Normally, I cannot recall the exact moment I began writing lines for any particular poem. However, “The Florist Thinks” is special in that I have a strong memory of sitting on my tiny loveseat, the brown microfiber one I bought when I broke up with my partner and moved out of his apartment. As I wrote, our two-year old son slept in the only bedroom. It was nighttime, and I was struggling to write down the lines that were coming to me. I was exhausted and falling in and out of sleep. I didn’t know it yet, but I was pregnant.
I had moved into that tiny apartment less than a year before, signing a lease for the smallest, cheapest apartment I could find on Indianapolis’s Westside: only 457 square feet. I was in grad school, taking care of my son, and working in floral and produce departments for a chain of grocery stores. Once on my own in that little apartment, I carved out normalcy and survival, battling poverty and bouts of depression. The father of my kids never gave up on me; however, and we resumed our relationship, but continued to live apart. It was easier to deal with our differences when living in separate spaces. We were just beginning to be settled in a happy routine when I unexpectedly became pregnant, and he unexpectedly became laid off.

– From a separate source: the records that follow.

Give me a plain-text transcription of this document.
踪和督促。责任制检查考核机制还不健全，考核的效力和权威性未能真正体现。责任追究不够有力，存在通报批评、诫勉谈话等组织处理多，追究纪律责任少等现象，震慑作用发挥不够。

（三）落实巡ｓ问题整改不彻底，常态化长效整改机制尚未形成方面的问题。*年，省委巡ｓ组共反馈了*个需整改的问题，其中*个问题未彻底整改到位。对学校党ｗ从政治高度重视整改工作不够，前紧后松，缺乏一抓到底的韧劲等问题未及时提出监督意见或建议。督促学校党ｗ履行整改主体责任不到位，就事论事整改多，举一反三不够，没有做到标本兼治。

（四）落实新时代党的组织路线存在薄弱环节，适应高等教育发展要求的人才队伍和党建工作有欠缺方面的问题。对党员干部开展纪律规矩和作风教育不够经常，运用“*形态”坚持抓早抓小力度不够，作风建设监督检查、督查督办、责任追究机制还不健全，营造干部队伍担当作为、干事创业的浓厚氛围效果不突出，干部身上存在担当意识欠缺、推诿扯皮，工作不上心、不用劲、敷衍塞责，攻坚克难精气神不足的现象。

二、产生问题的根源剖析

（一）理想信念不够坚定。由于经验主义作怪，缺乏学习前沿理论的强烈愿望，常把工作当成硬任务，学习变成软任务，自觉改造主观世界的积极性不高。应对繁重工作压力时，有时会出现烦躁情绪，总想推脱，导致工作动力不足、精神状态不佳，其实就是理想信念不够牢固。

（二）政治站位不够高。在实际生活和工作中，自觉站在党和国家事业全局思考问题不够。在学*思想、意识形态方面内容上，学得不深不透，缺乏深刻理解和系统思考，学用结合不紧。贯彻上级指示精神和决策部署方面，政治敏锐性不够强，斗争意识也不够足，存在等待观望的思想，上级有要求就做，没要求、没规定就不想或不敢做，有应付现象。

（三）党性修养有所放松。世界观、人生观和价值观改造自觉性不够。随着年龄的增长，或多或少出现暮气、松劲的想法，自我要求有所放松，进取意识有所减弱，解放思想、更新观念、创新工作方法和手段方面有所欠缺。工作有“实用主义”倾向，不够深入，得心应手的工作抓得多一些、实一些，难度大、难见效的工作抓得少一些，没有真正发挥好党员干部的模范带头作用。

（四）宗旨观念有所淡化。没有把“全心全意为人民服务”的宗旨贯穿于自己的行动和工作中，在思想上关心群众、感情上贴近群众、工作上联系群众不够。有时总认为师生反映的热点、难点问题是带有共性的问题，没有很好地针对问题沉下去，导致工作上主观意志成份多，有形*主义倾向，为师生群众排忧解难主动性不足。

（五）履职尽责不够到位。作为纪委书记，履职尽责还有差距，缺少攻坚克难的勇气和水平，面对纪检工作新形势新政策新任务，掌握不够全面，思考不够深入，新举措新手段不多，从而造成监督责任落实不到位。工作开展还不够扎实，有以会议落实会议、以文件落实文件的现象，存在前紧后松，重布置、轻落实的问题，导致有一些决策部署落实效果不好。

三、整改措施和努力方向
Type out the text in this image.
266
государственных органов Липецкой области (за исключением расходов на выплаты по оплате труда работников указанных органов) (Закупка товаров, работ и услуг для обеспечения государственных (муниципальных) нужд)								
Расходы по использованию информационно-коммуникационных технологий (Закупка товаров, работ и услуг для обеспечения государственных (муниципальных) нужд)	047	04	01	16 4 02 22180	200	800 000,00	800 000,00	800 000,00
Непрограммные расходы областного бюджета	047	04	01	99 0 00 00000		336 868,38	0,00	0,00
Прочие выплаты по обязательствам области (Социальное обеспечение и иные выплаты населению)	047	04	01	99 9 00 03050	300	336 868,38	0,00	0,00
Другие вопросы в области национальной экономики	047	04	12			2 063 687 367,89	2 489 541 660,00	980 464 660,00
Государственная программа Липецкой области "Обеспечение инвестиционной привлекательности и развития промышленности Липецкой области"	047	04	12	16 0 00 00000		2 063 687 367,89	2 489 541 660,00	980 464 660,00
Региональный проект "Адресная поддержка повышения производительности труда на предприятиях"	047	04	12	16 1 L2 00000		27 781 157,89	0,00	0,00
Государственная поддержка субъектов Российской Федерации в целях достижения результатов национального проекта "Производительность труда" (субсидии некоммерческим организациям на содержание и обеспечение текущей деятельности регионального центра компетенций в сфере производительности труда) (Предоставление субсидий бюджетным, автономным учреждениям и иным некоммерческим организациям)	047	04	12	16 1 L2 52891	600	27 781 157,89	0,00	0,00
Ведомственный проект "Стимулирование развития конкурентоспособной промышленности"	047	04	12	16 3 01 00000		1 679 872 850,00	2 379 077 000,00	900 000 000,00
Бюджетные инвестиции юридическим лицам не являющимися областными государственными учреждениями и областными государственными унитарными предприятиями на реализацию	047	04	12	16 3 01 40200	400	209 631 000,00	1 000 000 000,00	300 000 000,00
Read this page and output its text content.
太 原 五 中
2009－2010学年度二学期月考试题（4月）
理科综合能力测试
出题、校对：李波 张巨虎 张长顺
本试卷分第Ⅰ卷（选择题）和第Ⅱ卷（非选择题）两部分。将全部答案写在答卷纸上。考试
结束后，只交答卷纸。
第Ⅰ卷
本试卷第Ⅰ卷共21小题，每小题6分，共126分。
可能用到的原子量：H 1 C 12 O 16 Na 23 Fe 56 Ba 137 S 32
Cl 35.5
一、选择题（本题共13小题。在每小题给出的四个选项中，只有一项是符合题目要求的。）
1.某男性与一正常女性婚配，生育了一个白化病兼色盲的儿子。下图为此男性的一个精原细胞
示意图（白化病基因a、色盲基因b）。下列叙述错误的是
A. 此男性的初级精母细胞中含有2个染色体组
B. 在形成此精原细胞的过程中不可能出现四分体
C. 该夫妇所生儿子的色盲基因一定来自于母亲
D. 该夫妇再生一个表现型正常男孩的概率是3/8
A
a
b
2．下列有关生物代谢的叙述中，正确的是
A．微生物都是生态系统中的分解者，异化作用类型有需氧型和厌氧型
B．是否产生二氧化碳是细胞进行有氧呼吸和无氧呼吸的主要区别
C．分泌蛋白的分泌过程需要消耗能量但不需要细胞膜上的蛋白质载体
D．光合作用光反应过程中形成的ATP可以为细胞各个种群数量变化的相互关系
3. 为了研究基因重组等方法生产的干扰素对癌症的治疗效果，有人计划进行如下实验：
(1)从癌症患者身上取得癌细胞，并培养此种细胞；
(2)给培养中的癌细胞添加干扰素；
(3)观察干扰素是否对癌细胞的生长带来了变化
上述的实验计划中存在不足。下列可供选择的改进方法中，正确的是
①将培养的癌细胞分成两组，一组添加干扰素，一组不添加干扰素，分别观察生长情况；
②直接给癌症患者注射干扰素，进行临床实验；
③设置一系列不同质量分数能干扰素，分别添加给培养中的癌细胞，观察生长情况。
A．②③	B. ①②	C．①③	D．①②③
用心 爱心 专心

From there, things became much worse before they got better. Yet miraculously, they did. Seven years later, I can happily report that we are all doing well. In fact, I just signed a contract to be an Assistant Faculty member at a college where I have been adjuncting for five years. Yet I feel nervous, almost guilty, though I have worked so hard to get here. I know what it is like to be on the bottom of the wheel of fate and feel like the wheel will never rise again.
When we do rise, what do we take with us from the bottom? I wrote many ‘grocery store florist’ poems during subsequent years and was only able to publish a few. The grocery store poems that dealt with class, with a single mom’s struggle, were the most rejected. I have also had people tell me they’d rather not know that the florist in the poem is in a grocery store because it doesn’t give them the “right image.”
“The Florist Thinks” is a poem that has the ‘right images,’ not that there’s anything wrong with that. I worked hard on this poem and feel the language has been condensed and sharpened, but I can’t help wanting to also tell the world that there is a whole mess of despair and grit behind it.
Oftentimes I see poems about florists, poems about grocery stores, but not from the perspective of the florist themselves or the actual person working in the grocery store. A couple do come to mind, though: Roethke’s famous poems about his work in his father and uncle’s greenhouses, and the late British poet Sarah Maguire’s poems about her experiences working as a municipal gardener (a job I worked during and after college and also wrote poems about).
“The Florist Thinks” made it out of the bottom of my life, miraculously, but I also want to say that there is nothing to be ashamed regarding the situation I was in. I was doing the best I could, and I never wanted pity. However, I did, and still do, want people, particularly academics, to stop judging working class people.
Recently, I read an excellent essay by the poet Emily O’Neill in Catapult Magazine, “Every Day is a Writing Day, With or Without an MFA.” She notes, “there are far more writers ringing up your groceries, writers pulling your daily espresso shot, writers in the laundries of hotels…” As I read those lines, I couldn’t help but shout, “Yes!”
How many times had I seen the confusion in people’s faces when I told them I was a writer and professor as I was arranging their flowers, tying their balloons, or ringing up their groceries? How many times had I felt a type of shame and simultaneous satisfaction at subverting their expectations? How many times had I stealthily taken notes under my floral counter and written down the bones of poems?
I tell people that I don’t miss any of that, but I realize I am already starting to look back at that time in my life with wonder.